Additional statistics from a 2017 study published in Breast cancer research understand:

  • Women who smoked at some point in their life were 14% more likely to develop breast cancer than those who had never smoked.
  • Women who started smoking before the age of 17 had a 24% increased risk, while those who started smoking between the ages of 17 and 19 had a 15% increased rate of breast cancer.
  • Smoking for more than 10 years increased the risk of developing breast cancer by 21%, while those who smoked for more than 30 years have a slightly higher risk (22%).
  • Among women who quit smoking, there was still a 28% increase in the risk of developing breast cancer for those who had quit for less than 10 years.
  • For women with a family history of breast cancer, their risk of breast cancer was highest if they started smoking before the age of 20 (56%).

By a 2017 study, smoking is associated with the breast cancer subtype Luminaire A. Luminal A cancers tend to grow slowly and have a good outlook.

Treatments for breast cancer include:

Smoking can increase the complications of breast cancer treatment.

According to a 2020 review, smoking during radiation therapy can cause complications, including:

  • poorer response to treatment
  • lower 2-year survival rates
  • cancer recurrence
  • a possible increase in cardiovascular events such as heart attack, stroke, or congestive heart failure

The study mentions that people who smoke are still at higher risk of major complications, such as difficulty healing after surgery and after breast reconstruction, even if they have not received radiation therapy.

Nicotine is the addictive ingredient in tobacco products. It does not cause cancer on its own. However, a Study 2021 suggests that nicotine may promote the spread of breast cancer to a person’s lungs.

Since cannabis smoke contains ingredients similar to tobacco, smoking cannabis can be a risk factor for developing lung cancer.

However, a Meta-analysis 2019 found no link between cannabis use and the development of breast cancer.

The review authors note that due to the lack of evidence linking cannabis smoking to other cancers, larger-scale studies are needed.

Secondhand smoke, also known as second-hand smoke, is the combination of the smoke from the hot end of a cigarette and the smoke that people breathe out.

According to CDC, second-hand smoke contains more than 7,000 chemicals.

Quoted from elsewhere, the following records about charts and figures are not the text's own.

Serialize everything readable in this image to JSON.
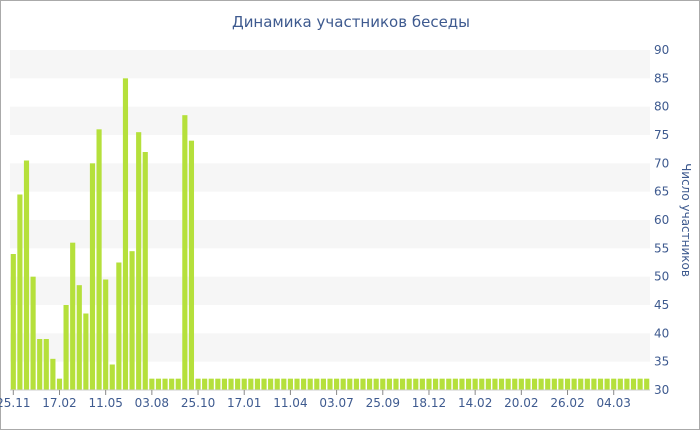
{
  "chart_data": {
    "type": "bar",
    "title": "Динамика участников беседы",
    "xlabel": "",
    "ylabel": "Число участников",
    "ylim": [
      30,
      90
    ],
    "yticks": [
      30,
      35,
      40,
      45,
      50,
      55,
      60,
      65,
      70,
      75,
      80,
      85,
      90
    ],
    "y_axis_side": "right",
    "grid": "alternating horizontal bands",
    "bar_color": "#b5e03b",
    "band_color": "#f6f6f6",
    "text_color": "#3e5a8f",
    "xtick_labels": [
      {
        "index": 0,
        "label": "25.11"
      },
      {
        "index": 7,
        "label": "17.02"
      },
      {
        "index": 14,
        "label": "11.05"
      },
      {
        "index": 21,
        "label": "03.08"
      },
      {
        "index": 28,
        "label": "25.10"
      },
      {
        "index": 35,
        "label": "17.01"
      },
      {
        "index": 42,
        "label": "11.04"
      },
      {
        "index": 49,
        "label": "03.07"
      },
      {
        "index": 56,
        "label": "25.09"
      },
      {
        "index": 63,
        "label": "18.12"
      },
      {
        "index": 70,
        "label": "14.02"
      },
      {
        "index": 77,
        "label": "20.02"
      },
      {
        "index": 84,
        "label": "26.02"
      },
      {
        "index": 91,
        "label": "04.03"
      }
    ],
    "values": [
      54,
      64.5,
      70.5,
      50,
      39,
      39,
      35.5,
      32,
      45,
      56,
      48.5,
      43.5,
      70,
      76,
      49.5,
      34.5,
      52.5,
      85,
      54.5,
      75.5,
      72,
      32,
      32,
      32,
      32,
      32,
      78.5,
      74,
      32,
      32,
      32,
      32,
      32,
      32,
      32,
      32,
      32,
      32,
      32,
      32,
      32,
      32,
      32,
      32,
      32,
      32,
      32,
      32,
      32,
      32,
      32,
      32,
      32,
      32,
      32,
      32,
      32,
      32,
      32,
      32,
      32,
      32,
      32,
      32,
      32,
      32,
      32,
      32,
      32,
      32,
      32,
      32,
      32,
      32,
      32,
      32,
      32,
      32,
      32,
      32,
      32,
      32,
      32,
      32,
      32,
      32,
      32,
      32,
      32,
      32,
      32,
      32,
      32,
      32,
      32,
      32,
      32
    ]
  }
}
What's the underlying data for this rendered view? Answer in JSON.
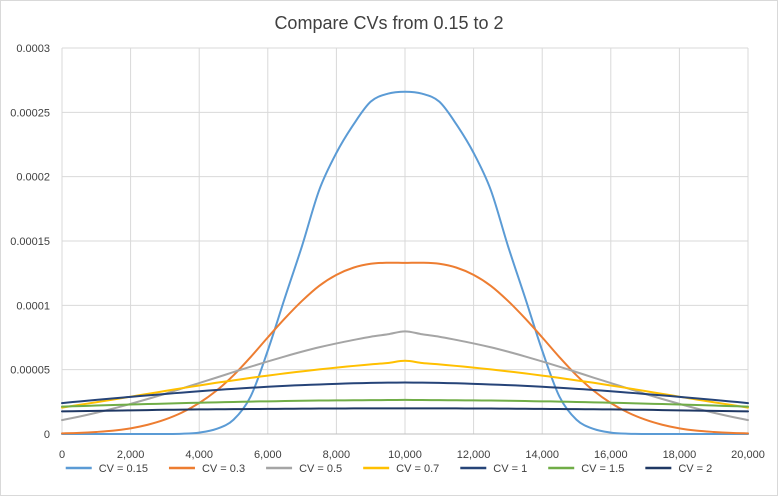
{
  "chart_data": {
    "type": "line",
    "title": "Compare CVs from 0.15 to 2",
    "xlabel": "",
    "ylabel": "",
    "xlim": [
      0,
      20000
    ],
    "ylim": [
      0,
      0.0003
    ],
    "x_ticks": [
      "0",
      "2,000",
      "4,000",
      "6,000",
      "8,000",
      "10,000",
      "12,000",
      "14,000",
      "16,000",
      "18,000",
      "20,000"
    ],
    "y_ticks": [
      "0",
      "0.00005",
      "0.0001",
      "0.00015",
      "0.0002",
      "0.00025",
      "0.0003"
    ],
    "grid": true,
    "legend_position": "bottom",
    "x": [
      0,
      500,
      1000,
      1500,
      2000,
      2500,
      3000,
      3500,
      4000,
      4500,
      5000,
      5500,
      6000,
      6500,
      7000,
      7500,
      8000,
      8500,
      9000,
      9500,
      10000,
      10500,
      11000,
      11500,
      12000,
      12500,
      13000,
      13500,
      14000,
      14500,
      15000,
      15500,
      16000,
      16500,
      17000,
      17500,
      18000,
      18500,
      19000,
      19500,
      20000
    ],
    "series": [
      {
        "name": "CV = 0.15",
        "color": "#5b9bd5",
        "values": [
          0,
          0,
          0,
          0,
          0,
          0,
          0,
          2e-07,
          1.1e-06,
          3.9e-06,
          1.11e-05,
          2.92e-05,
          6.49e-05,
          0.000106,
          0.0001463,
          0.0001897,
          0.0002185,
          0.0002406,
          0.0002583,
          0.0002645,
          0.000266,
          0.0002645,
          0.0002583,
          0.0002406,
          0.0002185,
          0.0001897,
          0.0001463,
          0.000106,
          6.49e-05,
          2.92e-05,
          1.11e-05,
          3.9e-06,
          1.1e-06,
          2e-07,
          0,
          0,
          0,
          0,
          0,
          0,
          0
        ]
      },
      {
        "name": "CV = 0.3",
        "color": "#ed7d31",
        "values": [
          5e-07,
          9e-07,
          1.6e-06,
          2.6e-06,
          4.4e-06,
          7.2e-06,
          1.12e-05,
          1.67e-05,
          2.41e-05,
          3.36e-05,
          4.56e-05,
          5.98e-05,
          7.51e-05,
          8.99e-05,
          0.0001035,
          0.0001152,
          0.0001237,
          0.0001293,
          0.0001323,
          0.0001331,
          0.000133,
          0.0001331,
          0.0001323,
          0.0001293,
          0.0001237,
          0.0001152,
          0.0001035,
          8.99e-05,
          7.51e-05,
          5.98e-05,
          4.56e-05,
          3.36e-05,
          2.41e-05,
          1.67e-05,
          1.12e-05,
          7.2e-06,
          4.4e-06,
          2.6e-06,
          1.6e-06,
          9e-07,
          5e-07
        ]
      },
      {
        "name": "CV = 0.5",
        "color": "#a5a5a5",
        "values": [
          1.08e-05,
          1.35e-05,
          1.65e-05,
          1.98e-05,
          2.34e-05,
          2.72e-05,
          3.12e-05,
          3.54e-05,
          3.96e-05,
          4.38e-05,
          4.81e-05,
          5.23e-05,
          5.64e-05,
          6.03e-05,
          6.4e-05,
          6.74e-05,
          7.04e-05,
          7.31e-05,
          7.56e-05,
          7.75e-05,
          7.98e-05,
          7.75e-05,
          7.56e-05,
          7.31e-05,
          7.04e-05,
          6.74e-05,
          6.4e-05,
          6.03e-05,
          5.64e-05,
          5.23e-05,
          4.81e-05,
          4.38e-05,
          3.96e-05,
          3.54e-05,
          3.12e-05,
          2.72e-05,
          2.34e-05,
          1.98e-05,
          1.65e-05,
          1.35e-05,
          1.08e-05
        ]
      },
      {
        "name": "CV = 0.7",
        "color": "#ffc000",
        "values": [
          2.05e-05,
          2.26e-05,
          2.47e-05,
          2.68e-05,
          2.9e-05,
          3.12e-05,
          3.34e-05,
          3.56e-05,
          3.77e-05,
          3.98e-05,
          4.17e-05,
          4.36e-05,
          4.54e-05,
          4.71e-05,
          4.87e-05,
          5.02e-05,
          5.16e-05,
          5.29e-05,
          5.41e-05,
          5.52e-05,
          5.69e-05,
          5.52e-05,
          5.41e-05,
          5.29e-05,
          5.16e-05,
          5.02e-05,
          4.87e-05,
          4.71e-05,
          4.54e-05,
          4.36e-05,
          4.17e-05,
          3.98e-05,
          3.77e-05,
          3.56e-05,
          3.34e-05,
          3.12e-05,
          2.9e-05,
          2.68e-05,
          2.47e-05,
          2.26e-05,
          2.05e-05
        ]
      },
      {
        "name": "CV = 1",
        "color": "#264478",
        "values": [
          2.4e-05,
          2.53e-05,
          2.65e-05,
          2.77e-05,
          2.89e-05,
          3e-05,
          3.11e-05,
          3.22e-05,
          3.32e-05,
          3.42e-05,
          3.51e-05,
          3.59e-05,
          3.67e-05,
          3.74e-05,
          3.8e-05,
          3.85e-05,
          3.9e-05,
          3.94e-05,
          3.97e-05,
          3.99e-05,
          4e-05,
          3.99e-05,
          3.97e-05,
          3.94e-05,
          3.9e-05,
          3.85e-05,
          3.8e-05,
          3.74e-05,
          3.67e-05,
          3.59e-05,
          3.51e-05,
          3.42e-05,
          3.32e-05,
          3.22e-05,
          3.11e-05,
          3e-05,
          2.89e-05,
          2.77e-05,
          2.65e-05,
          2.53e-05,
          2.4e-05
        ]
      },
      {
        "name": "CV = 1.5",
        "color": "#70ad47",
        "values": [
          2.13e-05,
          2.17e-05,
          2.21e-05,
          2.25e-05,
          2.29e-05,
          2.33e-05,
          2.36e-05,
          2.4e-05,
          2.43e-05,
          2.46e-05,
          2.49e-05,
          2.52e-05,
          2.54e-05,
          2.56e-05,
          2.58e-05,
          2.6e-05,
          2.61e-05,
          2.62e-05,
          2.63e-05,
          2.64e-05,
          2.65e-05,
          2.64e-05,
          2.63e-05,
          2.62e-05,
          2.61e-05,
          2.6e-05,
          2.58e-05,
          2.56e-05,
          2.54e-05,
          2.52e-05,
          2.49e-05,
          2.46e-05,
          2.43e-05,
          2.4e-05,
          2.36e-05,
          2.33e-05,
          2.29e-05,
          2.25e-05,
          2.21e-05,
          2.17e-05,
          2.13e-05
        ]
      },
      {
        "name": "CV = 2",
        "color": "#1f3864",
        "values": [
          1.76e-05,
          1.78e-05,
          1.8e-05,
          1.82e-05,
          1.84e-05,
          1.86e-05,
          1.88e-05,
          1.89e-05,
          1.91e-05,
          1.92e-05,
          1.93e-05,
          1.94e-05,
          1.95e-05,
          1.96e-05,
          1.97e-05,
          1.98e-05,
          1.98e-05,
          1.99e-05,
          1.99e-05,
          1.99e-05,
          1.99e-05,
          1.99e-05,
          1.99e-05,
          1.99e-05,
          1.98e-05,
          1.98e-05,
          1.97e-05,
          1.96e-05,
          1.95e-05,
          1.94e-05,
          1.93e-05,
          1.92e-05,
          1.91e-05,
          1.89e-05,
          1.88e-05,
          1.86e-05,
          1.84e-05,
          1.82e-05,
          1.8e-05,
          1.78e-05,
          1.76e-05
        ]
      }
    ]
  }
}
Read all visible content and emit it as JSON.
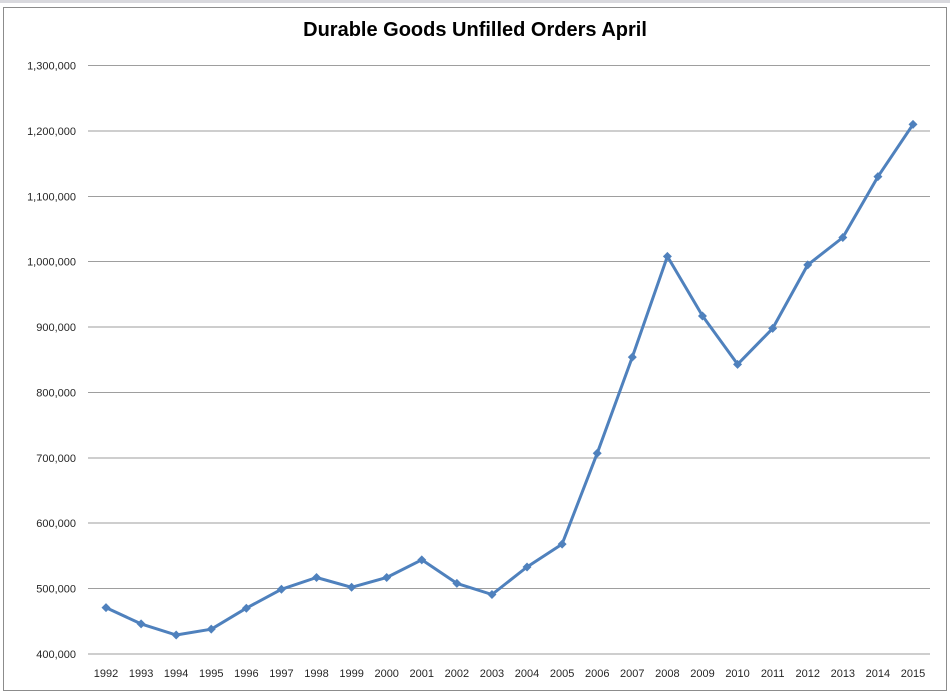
{
  "window": {
    "top_strip_color": "#D9D9DE"
  },
  "chart": {
    "border_color": "#8C8C8C",
    "background_color": "#FFFFFF"
  },
  "chart_data": {
    "type": "line",
    "title": "Durable Goods Unfilled Orders April",
    "categories": [
      "1992",
      "1993",
      "1994",
      "1995",
      "1996",
      "1997",
      "1998",
      "1999",
      "2000",
      "2001",
      "2002",
      "2003",
      "2004",
      "2005",
      "2006",
      "2007",
      "2008",
      "2009",
      "2010",
      "2011",
      "2012",
      "2013",
      "2014",
      "2015"
    ],
    "values": [
      471000,
      446000,
      429000,
      438000,
      470000,
      499000,
      517000,
      502000,
      517000,
      544000,
      508000,
      491000,
      533000,
      568000,
      707000,
      854000,
      1008000,
      917000,
      843000,
      898000,
      995000,
      1037000,
      1130000,
      1210000
    ],
    "xlabel": "",
    "ylabel": "",
    "ylim": [
      400000,
      1300000
    ],
    "ytick_step": 100000,
    "ytick_labels": [
      "400,000",
      "500,000",
      "600,000",
      "700,000",
      "800,000",
      "900,000",
      "1,000,000",
      "1,100,000",
      "1,200,000",
      "1,300,000"
    ],
    "grid": "horizontal",
    "legend": "none",
    "marker": "diamond",
    "line_color": "#4F81BD",
    "gridline_color": "#9E9E9E",
    "tick_label_color": "#262626",
    "title_color": "#000000"
  }
}
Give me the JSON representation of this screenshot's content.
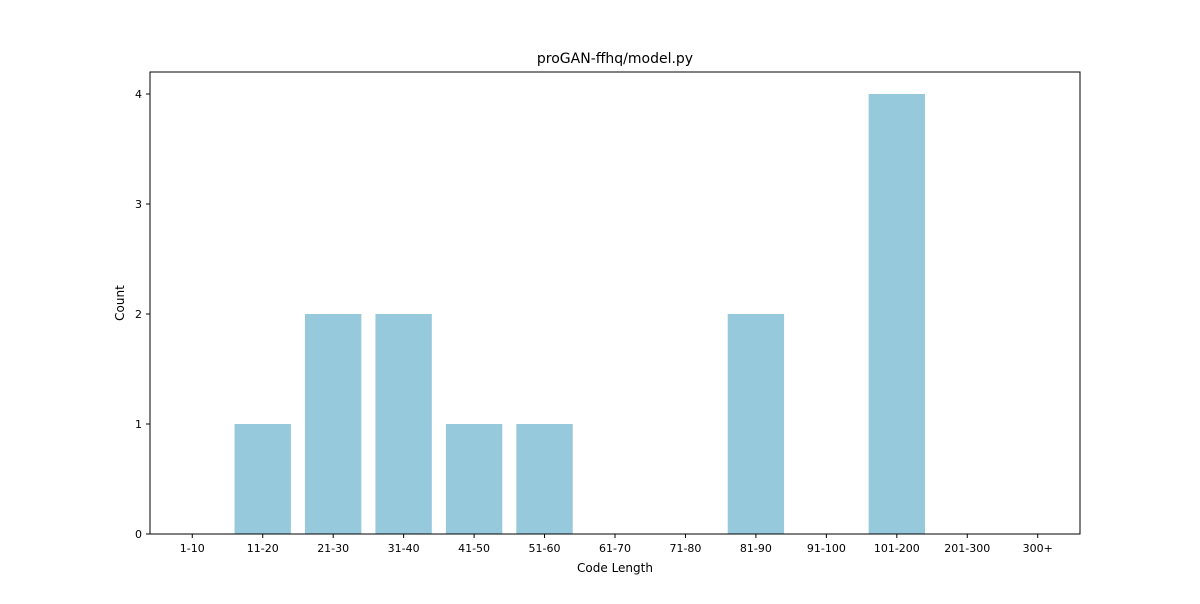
{
  "chart_data": {
    "type": "bar",
    "title": "proGAN-ffhq/model.py",
    "xlabel": "Code Length",
    "ylabel": "Count",
    "categories": [
      "1-10",
      "11-20",
      "21-30",
      "31-40",
      "41-50",
      "51-60",
      "61-70",
      "71-80",
      "81-90",
      "91-100",
      "101-200",
      "201-300",
      "300+"
    ],
    "values": [
      0,
      1,
      2,
      2,
      1,
      1,
      0,
      0,
      2,
      0,
      4,
      0,
      0
    ],
    "ylim": [
      0,
      4.2
    ],
    "yticks": [
      0,
      1,
      2,
      3,
      4
    ],
    "bar_color": "#96c9dc",
    "grid": false,
    "legend": "none"
  }
}
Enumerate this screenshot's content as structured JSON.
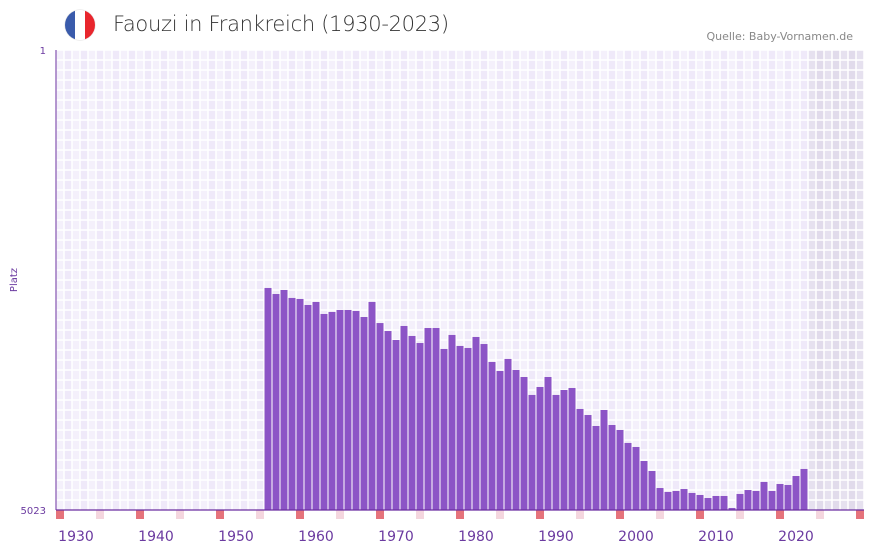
{
  "header": {
    "title": "Faouzi in Frankreich (1930-2023)",
    "source": "Quelle: Baby-Vornamen.de",
    "flag_colors": [
      "#3a5bab",
      "#ffffff",
      "#e8262d"
    ]
  },
  "colors": {
    "bar": "#8c54c6",
    "axis": "#6b2fa0",
    "tick_label": "#6b3aa0",
    "decade_mark": "#e5737b",
    "half_decade_mark": "#f4d6de"
  },
  "chart_data": {
    "type": "bar",
    "title": "Faouzi in Frankreich (1930-2023)",
    "xlabel": "",
    "ylabel": "Platz",
    "y_reversed": true,
    "ylim": [
      1,
      5023
    ],
    "y_tick_labels": [
      "1",
      "5023"
    ],
    "x_range": [
      1930,
      2030
    ],
    "x_tick_labels": [
      "1930",
      "1940",
      "1950",
      "1960",
      "1970",
      "1980",
      "1990",
      "2000",
      "2010",
      "2020"
    ],
    "x_ticks": [
      1930,
      1940,
      1950,
      1960,
      1970,
      1980,
      1990,
      2000,
      2010,
      2020
    ],
    "years": [
      1956,
      1957,
      1958,
      1959,
      1960,
      1961,
      1962,
      1963,
      1964,
      1965,
      1966,
      1967,
      1968,
      1969,
      1970,
      1971,
      1972,
      1973,
      1974,
      1975,
      1976,
      1977,
      1978,
      1979,
      1980,
      1981,
      1982,
      1983,
      1984,
      1985,
      1986,
      1987,
      1988,
      1989,
      1990,
      1991,
      1992,
      1993,
      1994,
      1995,
      1996,
      1997,
      1998,
      1999,
      2000,
      2001,
      2002,
      2003,
      2004,
      2005,
      2006,
      2007,
      2008,
      2009,
      2010,
      2011,
      2012,
      2013,
      2014,
      2015,
      2016,
      2017,
      2018,
      2019,
      2020,
      2021,
      2022,
      2023
    ],
    "ranks": [
      2599,
      2665,
      2621,
      2708,
      2719,
      2785,
      2752,
      2883,
      2861,
      2839,
      2839,
      2850,
      2916,
      2752,
      2982,
      3069,
      3167,
      3014,
      3123,
      3200,
      3036,
      3036,
      3265,
      3112,
      3232,
      3254,
      3134,
      3211,
      3407,
      3505,
      3374,
      3494,
      3571,
      3767,
      3680,
      3571,
      3767,
      3713,
      3691,
      3920,
      3986,
      4106,
      3931,
      4095,
      4149,
      4291,
      4335,
      4488,
      4597,
      4783,
      4826,
      4815,
      4794,
      4837,
      4859,
      4892,
      4870,
      4870,
      5001,
      4848,
      4805,
      4815,
      4717,
      4815,
      4739,
      4750,
      4652,
      4575
    ],
    "grid": true,
    "legend": "none"
  }
}
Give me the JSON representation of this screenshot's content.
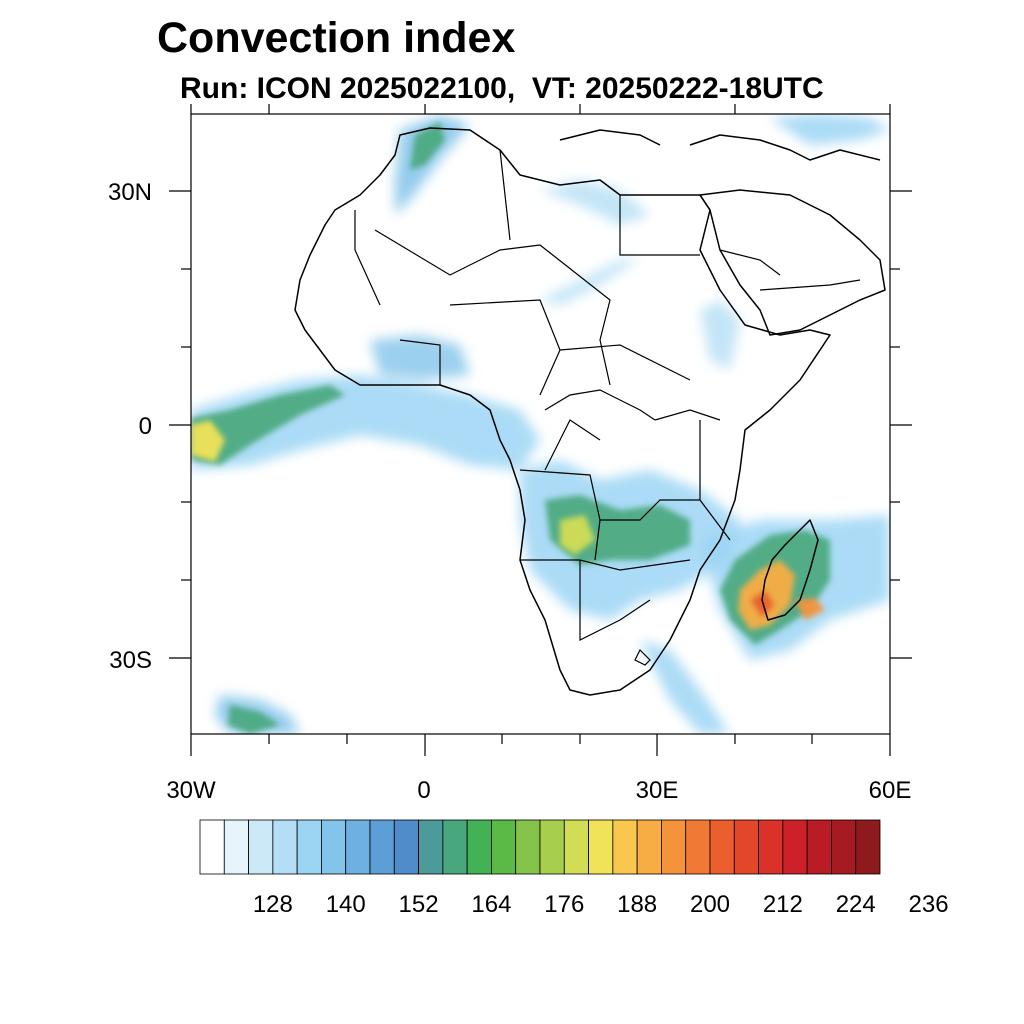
{
  "title": "Convection index",
  "subtitle": "Run: ICON 2025022100,  VT: 20250222-18UTC",
  "axes": {
    "lon_labels": [
      {
        "lon": -30,
        "text": "30W"
      },
      {
        "lon": 0,
        "text": "0"
      },
      {
        "lon": 30,
        "text": "30E"
      },
      {
        "lon": 60,
        "text": "60E"
      }
    ],
    "lat_labels": [
      {
        "lat": 30,
        "text": "30N"
      },
      {
        "lat": 0,
        "text": "0"
      },
      {
        "lat": -30,
        "text": "30S"
      }
    ]
  },
  "colorbar": {
    "colors": [
      "#ffffff",
      "#e6f5fc",
      "#cce9f8",
      "#b4def5",
      "#9cd5f4",
      "#82c4ea",
      "#6db0e1",
      "#5c9ed6",
      "#4f8cc9",
      "#4c9a9a",
      "#48a77c",
      "#43b155",
      "#5bb946",
      "#85c44b",
      "#a8ce4e",
      "#d2dc55",
      "#f0e35a",
      "#f9c74e",
      "#f8ad44",
      "#f5933b",
      "#f07a35",
      "#eb5f2e",
      "#e34729",
      "#da3129",
      "#cc2128",
      "#b91c25",
      "#a61a22",
      "#8f1a1d"
    ],
    "labels": [
      "128",
      "140",
      "152",
      "164",
      "176",
      "188",
      "200",
      "212",
      "224",
      "236"
    ]
  }
}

Hundreds of these chemicals are toxic and about 70 can cause cancer.

According to a 2018 study, passive smoking increases the risk of lung and breast cancer in women.

A 2015 case-control study in China also suggests a strong positive association with passive smoking and an increased risk of breast cancer in postmenopausal women.

Doctors have long suspected a link between smoking and breast cancer risk, but advocacy group says breast, research results are mixed. More research is needed to understand the potential link between secondhand smoke and breast cancer risk.

Smoking is harmful and there is no safe level of exposure to tobacco. Quitting smoking reduces the risk of developing many smoking-related diseases, such as breast cancer.

Most people quit smoking using a combination of medication and behavioral changes.

Here are some tips for quitting smoking:

  • Discuss smoking cessation medications with a doctor.
  • Set a date to quit smoking.
  • Start an exercise or walking program.
  • Try acupuncture.
  • Practice mindfulness meditation.
  • Avoid smoking triggers.
  • Try an app to quit smoking.
  • Find a friend who also wants to quit smoking.
  • Use a telephone stop line such as 800-QUIT-NOW (800-448-7848).
  • Contact smoking cessation assistance programs, such as those offered by the American Cancer Society and the American Lung Association.

Find more tips for quitting smoking here.

Research shows that smoking is associated with increased risk breast cancer in some women, especially women who started smoking as a teenager, smoked at least two packs a day or smoked before their first full term pregnancy.

Smoking is a major health problem and one of the few modifiable risk factors for the development of breast cancer.

People who do not smoke should avoid starting. For people who smoke, there are many programs available to help quit smoking.